Note that “purity” of math is just related to the fact that we do not care what we have just counted. We were only interested in adding, subtracting, dividing pure counts, pure numbers we have abstracted from real world objects counted.

Mathematicians have an exotic term for the number of elements in a set, for the set’s size – it’s cardinality of a set.

You may ask “I can just start counting and continue counting objects without putting them into any set. I can even stop counting at any arbitrary time and still get a count, without specifying any set”. It is actually completely true. You don’t have to have defined set first then count elements within it to obtain a number. Technically, you are forming set “on the go”, set whose elements can be defined as “anything I can see around me I can put in set and count right then and there”.

This question is also interesting from another point of view. In slightly different approach, you can start with number 5 and then count any object you see around until you complete five counts. You see, at this point, you used pure math in real world scenarios, perhaps even unconsciously! You started with a pure number five, and it was up to you what are you going to count. Of course in physics, engineering, economics, trading, it matters what you count! That’s why we have to drag units beside pure numbers to remind us what we have counted and what we may want to count when we go back from pure mathematical calculations to the real world. More about that in a second.

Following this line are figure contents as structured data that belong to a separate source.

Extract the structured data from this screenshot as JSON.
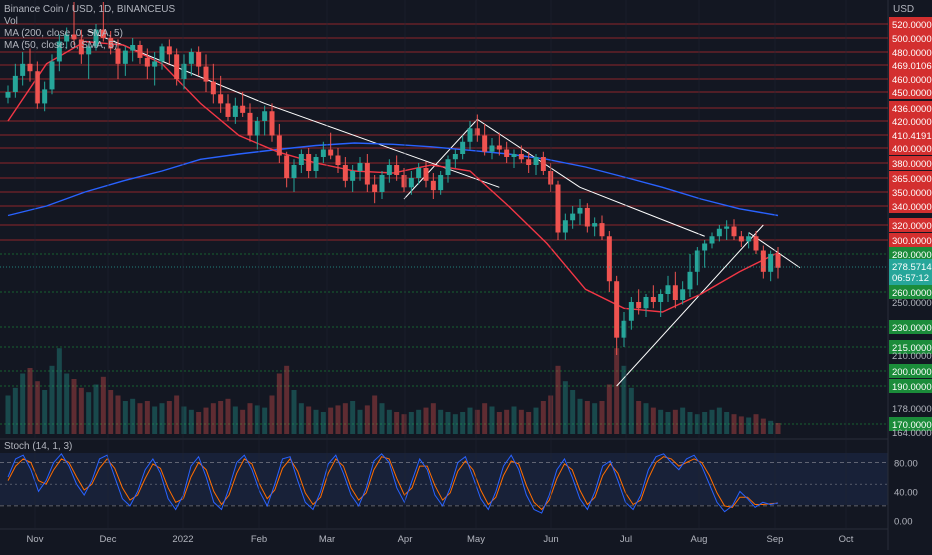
{
  "legend": {
    "symbol_line": "Binance Coin / USD, 1D, BINANCEUS",
    "vol_label": "Vol",
    "ma200_label": "MA (200, close, 0, SMA, 5)",
    "ma50_label": "MA (50, close, 0, SMA, 5)"
  },
  "stoch_legend": "Stoch (14, 1, 3)",
  "currency": "USD",
  "colors": {
    "background": "#131722",
    "up": "#26a69a",
    "down": "#ef5350",
    "ma200": "#2962ff",
    "ma50": "#f23645",
    "red_level": "#d32f2f",
    "green_level": "#1b8c3a",
    "stoch_k": "#2962ff",
    "stoch_d": "#ff6d00",
    "axis_text": "#b2b5be",
    "trendline": "#ffffff"
  },
  "chart_data": [
    {
      "type": "candlestick",
      "title": "Binance Coin / USD, 1D, BINANCEUS",
      "y_axis_ticks": [
        520,
        500,
        480,
        469.0106,
        460,
        450,
        436,
        420,
        410.4191,
        400,
        380,
        365,
        350,
        340,
        320,
        300,
        280,
        260,
        250,
        230,
        215,
        210,
        200,
        190,
        178,
        170,
        164
      ],
      "x_axis_ticks": [
        "Nov",
        "Dec",
        "2022",
        "Feb",
        "Mar",
        "Apr",
        "May",
        "Jun",
        "Jul",
        "Aug",
        "Sep",
        "Oct"
      ],
      "ylim": [
        160,
        525
      ],
      "grid": true,
      "price_levels": [
        {
          "value": 520,
          "label": "520.0000",
          "color": "red"
        },
        {
          "value": 500,
          "label": "500.0000",
          "color": "red"
        },
        {
          "value": 480,
          "label": "480.0000",
          "color": "red"
        },
        {
          "value": 469.0106,
          "label": "469.0106",
          "color": "red"
        },
        {
          "value": 460,
          "label": "460.0000",
          "color": "red"
        },
        {
          "value": 450,
          "label": "450.0000",
          "color": "red"
        },
        {
          "value": 436,
          "label": "436.0000",
          "color": "red"
        },
        {
          "value": 420,
          "label": "420.0000",
          "color": "red"
        },
        {
          "value": 410.4191,
          "label": "410.4191",
          "color": "red"
        },
        {
          "value": 400,
          "label": "400.0000",
          "color": "red"
        },
        {
          "value": 380,
          "label": "380.0000",
          "color": "red"
        },
        {
          "value": 365,
          "label": "365.0000",
          "color": "red"
        },
        {
          "value": 350,
          "label": "350.0000",
          "color": "red"
        },
        {
          "value": 340,
          "label": "340.0000",
          "color": "red"
        },
        {
          "value": 320,
          "label": "320.0000",
          "color": "red"
        },
        {
          "value": 300,
          "label": "300.0000",
          "color": "red"
        },
        {
          "value": 280,
          "label": "280.0000",
          "color": "green"
        },
        {
          "value": 260,
          "label": "260.0000",
          "color": "green"
        },
        {
          "value": 230,
          "label": "230.0000",
          "color": "green"
        },
        {
          "value": 215,
          "label": "215.0000",
          "color": "green"
        },
        {
          "value": 200,
          "label": "200.0000",
          "color": "green"
        },
        {
          "value": 190,
          "label": "190.0000",
          "color": "green"
        },
        {
          "value": 170,
          "label": "170.0000",
          "color": "green"
        }
      ],
      "plain_ticks": [
        {
          "value": 250,
          "label": "250.0000"
        },
        {
          "value": 210,
          "label": "210.0000"
        },
        {
          "value": 178,
          "label": "178.0000"
        },
        {
          "value": 164,
          "label": "164.0000"
        }
      ],
      "current_price": {
        "value": 278.5714,
        "label": "278.5714",
        "countdown": "06:57:12"
      },
      "candles": [
        [
          445,
          455,
          440,
          450
        ],
        [
          450,
          470,
          445,
          462
        ],
        [
          462,
          480,
          455,
          470
        ],
        [
          470,
          485,
          458,
          465
        ],
        [
          465,
          472,
          435,
          440
        ],
        [
          440,
          458,
          432,
          452
        ],
        [
          452,
          478,
          448,
          472
        ],
        [
          472,
          505,
          465,
          495
        ],
        [
          495,
          515,
          485,
          505
        ],
        [
          505,
          525,
          490,
          498
        ],
        [
          498,
          512,
          470,
          478
        ],
        [
          478,
          492,
          460,
          488
        ],
        [
          488,
          520,
          482,
          512
        ],
        [
          512,
          525,
          495,
          500
        ],
        [
          500,
          510,
          478,
          485
        ],
        [
          485,
          498,
          460,
          470
        ],
        [
          470,
          488,
          462,
          482
        ],
        [
          482,
          500,
          472,
          490
        ],
        [
          490,
          496,
          470,
          475
        ],
        [
          475,
          485,
          460,
          468
        ],
        [
          468,
          480,
          455,
          472
        ],
        [
          472,
          492,
          466,
          488
        ],
        [
          488,
          498,
          470,
          478
        ],
        [
          478,
          485,
          455,
          460
        ],
        [
          460,
          478,
          452,
          470
        ],
        [
          470,
          485,
          462,
          480
        ],
        [
          480,
          488,
          462,
          468
        ],
        [
          468,
          478,
          450,
          458
        ],
        [
          458,
          470,
          440,
          448
        ],
        [
          448,
          462,
          430,
          440
        ],
        [
          440,
          448,
          420,
          425
        ],
        [
          425,
          445,
          418,
          438
        ],
        [
          438,
          450,
          425,
          430
        ],
        [
          430,
          440,
          405,
          410
        ],
        [
          410,
          425,
          398,
          420
        ],
        [
          420,
          438,
          410,
          432
        ],
        [
          432,
          440,
          405,
          410
        ],
        [
          410,
          418,
          380,
          390
        ],
        [
          390,
          395,
          355,
          365
        ],
        [
          365,
          385,
          350,
          378
        ],
        [
          378,
          398,
          370,
          392
        ],
        [
          392,
          400,
          365,
          372
        ],
        [
          372,
          392,
          365,
          388
        ],
        [
          388,
          405,
          380,
          398
        ],
        [
          398,
          412,
          385,
          390
        ],
        [
          390,
          400,
          370,
          378
        ],
        [
          378,
          388,
          355,
          362
        ],
        [
          362,
          378,
          350,
          372
        ],
        [
          372,
          388,
          362,
          380
        ],
        [
          380,
          392,
          350,
          358
        ],
        [
          358,
          368,
          342,
          350
        ],
        [
          350,
          372,
          345,
          368
        ],
        [
          368,
          385,
          360,
          378
        ],
        [
          378,
          390,
          362,
          368
        ],
        [
          368,
          375,
          350,
          355
        ],
        [
          355,
          372,
          348,
          365
        ],
        [
          365,
          380,
          358,
          375
        ],
        [
          375,
          382,
          355,
          362
        ],
        [
          362,
          370,
          345,
          352
        ],
        [
          352,
          372,
          348,
          368
        ],
        [
          368,
          390,
          360,
          385
        ],
        [
          385,
          398,
          375,
          392
        ],
        [
          392,
          410,
          385,
          405
        ],
        [
          405,
          420,
          398,
          415
        ],
        [
          415,
          428,
          405,
          410
        ],
        [
          410,
          418,
          390,
          395
        ],
        [
          395,
          408,
          385,
          402
        ],
        [
          402,
          412,
          390,
          398
        ],
        [
          398,
          405,
          380,
          388
        ],
        [
          388,
          398,
          375,
          392
        ],
        [
          392,
          402,
          380,
          385
        ],
        [
          385,
          395,
          370,
          378
        ],
        [
          378,
          392,
          368,
          388
        ],
        [
          388,
          395,
          368,
          372
        ],
        [
          372,
          380,
          350,
          358
        ],
        [
          358,
          362,
          300,
          310
        ],
        [
          310,
          332,
          300,
          325
        ],
        [
          325,
          340,
          315,
          332
        ],
        [
          332,
          345,
          320,
          338
        ],
        [
          338,
          342,
          310,
          318
        ],
        [
          318,
          328,
          305,
          322
        ],
        [
          322,
          330,
          300,
          305
        ],
        [
          305,
          312,
          260,
          268
        ],
        [
          268,
          272,
          210,
          222
        ],
        [
          222,
          242,
          215,
          235
        ],
        [
          235,
          255,
          228,
          250
        ],
        [
          250,
          262,
          240,
          245
        ],
        [
          245,
          258,
          238,
          255
        ],
        [
          255,
          265,
          245,
          250
        ],
        [
          250,
          262,
          238,
          258
        ],
        [
          258,
          272,
          250,
          265
        ],
        [
          265,
          275,
          245,
          252
        ],
        [
          252,
          268,
          248,
          262
        ],
        [
          262,
          280,
          255,
          275
        ],
        [
          275,
          290,
          265,
          285
        ],
        [
          285,
          300,
          278,
          295
        ],
        [
          295,
          310,
          288,
          305
        ],
        [
          305,
          320,
          298,
          315
        ],
        [
          315,
          325,
          300,
          318
        ],
        [
          318,
          326,
          300,
          305
        ],
        [
          305,
          312,
          290,
          298
        ],
        [
          298,
          310,
          288,
          305
        ],
        [
          305,
          312,
          280,
          285
        ],
        [
          285,
          292,
          270,
          275
        ],
        [
          275,
          285,
          268,
          280
        ],
        [
          280,
          290,
          270,
          278
        ]
      ],
      "ma200": [
        330,
        340,
        350,
        362,
        372,
        385,
        392,
        398,
        402,
        404,
        403,
        401,
        397,
        392,
        385,
        376,
        366,
        355,
        345,
        337,
        330
      ],
      "ma50": [
        420,
        470,
        495,
        490,
        470,
        440,
        410,
        395,
        380,
        372,
        370,
        378,
        372,
        340,
        295,
        262,
        245,
        242,
        258,
        275,
        282
      ],
      "trendlines": [
        {
          "from": [
            11,
            510
          ],
          "to": [
            35,
            440
          ]
        },
        {
          "from": [
            35,
            440
          ],
          "to": [
            67,
            355
          ]
        },
        {
          "from": [
            54,
            345
          ],
          "to": [
            64,
            422
          ]
        },
        {
          "from": [
            64,
            422
          ],
          "to": [
            78,
            355
          ]
        },
        {
          "from": [
            78,
            355
          ],
          "to": [
            95,
            305
          ]
        },
        {
          "from": [
            83,
            190
          ],
          "to": [
            103,
            320
          ]
        },
        {
          "from": [
            101,
            310
          ],
          "to": [
            108,
            278
          ]
        }
      ],
      "volume": [
        0.35,
        0.42,
        0.55,
        0.6,
        0.48,
        0.4,
        0.62,
        0.78,
        0.55,
        0.5,
        0.42,
        0.38,
        0.45,
        0.52,
        0.4,
        0.35,
        0.3,
        0.32,
        0.28,
        0.3,
        0.25,
        0.28,
        0.3,
        0.35,
        0.25,
        0.22,
        0.2,
        0.24,
        0.28,
        0.3,
        0.32,
        0.25,
        0.22,
        0.28,
        0.26,
        0.24,
        0.35,
        0.55,
        0.62,
        0.4,
        0.28,
        0.25,
        0.22,
        0.2,
        0.24,
        0.26,
        0.28,
        0.3,
        0.22,
        0.26,
        0.35,
        0.28,
        0.22,
        0.2,
        0.18,
        0.2,
        0.22,
        0.24,
        0.28,
        0.22,
        0.2,
        0.18,
        0.2,
        0.24,
        0.22,
        0.28,
        0.25,
        0.2,
        0.22,
        0.25,
        0.22,
        0.2,
        0.24,
        0.3,
        0.35,
        0.62,
        0.48,
        0.4,
        0.32,
        0.3,
        0.28,
        0.3,
        0.45,
        0.78,
        0.62,
        0.42,
        0.3,
        0.28,
        0.24,
        0.22,
        0.2,
        0.22,
        0.24,
        0.2,
        0.18,
        0.2,
        0.22,
        0.24,
        0.2,
        0.18,
        0.16,
        0.15,
        0.18,
        0.14,
        0.12,
        0.1
      ]
    },
    {
      "type": "line",
      "title": "Stoch (14, 1, 3)",
      "y_axis_ticks": [
        80,
        40,
        0
      ],
      "y_tick_labels": [
        "80.00",
        "40.00",
        "0.00"
      ],
      "dashed_levels": [
        80,
        20
      ],
      "ylim": [
        -5,
        105
      ],
      "series": [
        {
          "name": "K",
          "values": [
            60,
            85,
            90,
            70,
            40,
            55,
            80,
            92,
            75,
            50,
            35,
            55,
            85,
            90,
            60,
            30,
            20,
            40,
            70,
            85,
            65,
            30,
            15,
            35,
            75,
            88,
            60,
            25,
            15,
            45,
            80,
            90,
            70,
            40,
            20,
            50,
            85,
            88,
            55,
            25,
            15,
            40,
            78,
            90,
            65,
            35,
            20,
            45,
            82,
            92,
            80,
            45,
            25,
            55,
            85,
            70,
            35,
            20,
            45,
            80,
            88,
            60,
            30,
            15,
            40,
            75,
            90,
            70,
            35,
            15,
            10,
            35,
            70,
            85,
            60,
            30,
            15,
            40,
            75,
            82,
            55,
            25,
            15,
            35,
            70,
            88,
            92,
            80,
            70,
            85,
            90,
            75,
            50,
            25,
            12,
            20,
            40,
            30,
            18,
            25,
            22,
            24
          ]
        },
        {
          "name": "D",
          "values": [
            55,
            75,
            85,
            80,
            55,
            50,
            70,
            85,
            80,
            60,
            42,
            50,
            72,
            85,
            72,
            45,
            28,
            35,
            58,
            78,
            72,
            45,
            25,
            30,
            60,
            80,
            70,
            40,
            22,
            35,
            65,
            85,
            78,
            50,
            30,
            42,
            72,
            85,
            68,
            38,
            22,
            32,
            65,
            85,
            75,
            45,
            28,
            38,
            70,
            88,
            85,
            58,
            35,
            45,
            75,
            75,
            48,
            28,
            38,
            68,
            82,
            70,
            42,
            22,
            32,
            62,
            82,
            78,
            48,
            25,
            15,
            28,
            58,
            78,
            70,
            42,
            22,
            32,
            62,
            78,
            65,
            38,
            22,
            28,
            58,
            80,
            88,
            85,
            75,
            80,
            85,
            80,
            62,
            38,
            20,
            18,
            32,
            32,
            22,
            22,
            23,
            24
          ]
        }
      ]
    }
  ],
  "x_labels": [
    "Nov",
    "Dec",
    "2022",
    "Feb",
    "Mar",
    "Apr",
    "May",
    "Jun",
    "Jul",
    "Aug",
    "Sep",
    "Oct"
  ]
}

If we want to mix pure math and real world scenarios and objects we are counting, it’s easy, but, of course, it has to be carefully done! What we need to do is to put a small letter beside the number, to keep track what we have counted. Hence, in physics we have 3m + 5m = 8m, for distance, length in meters. Then, also we can put 3 apples + 5 apples = 8 apples in agriculture studies. We essentially do two steps here, during the additions of real objects. When we want to add 3m + 5m, we actually separate pure numbers from the meters counted, we enter with these two numbers the world of pure math, where we do calculation of pure numbers only, 2 + 3 = 8. Then we go back to real world of meters (because we have those small letters to remind us what we have counted) with the result 8, and associate the name of the object, in this case it’s a physical unit of length, or distance, which is meter, (m), to the number 8. And, voila, we have just used pure math in the real world application!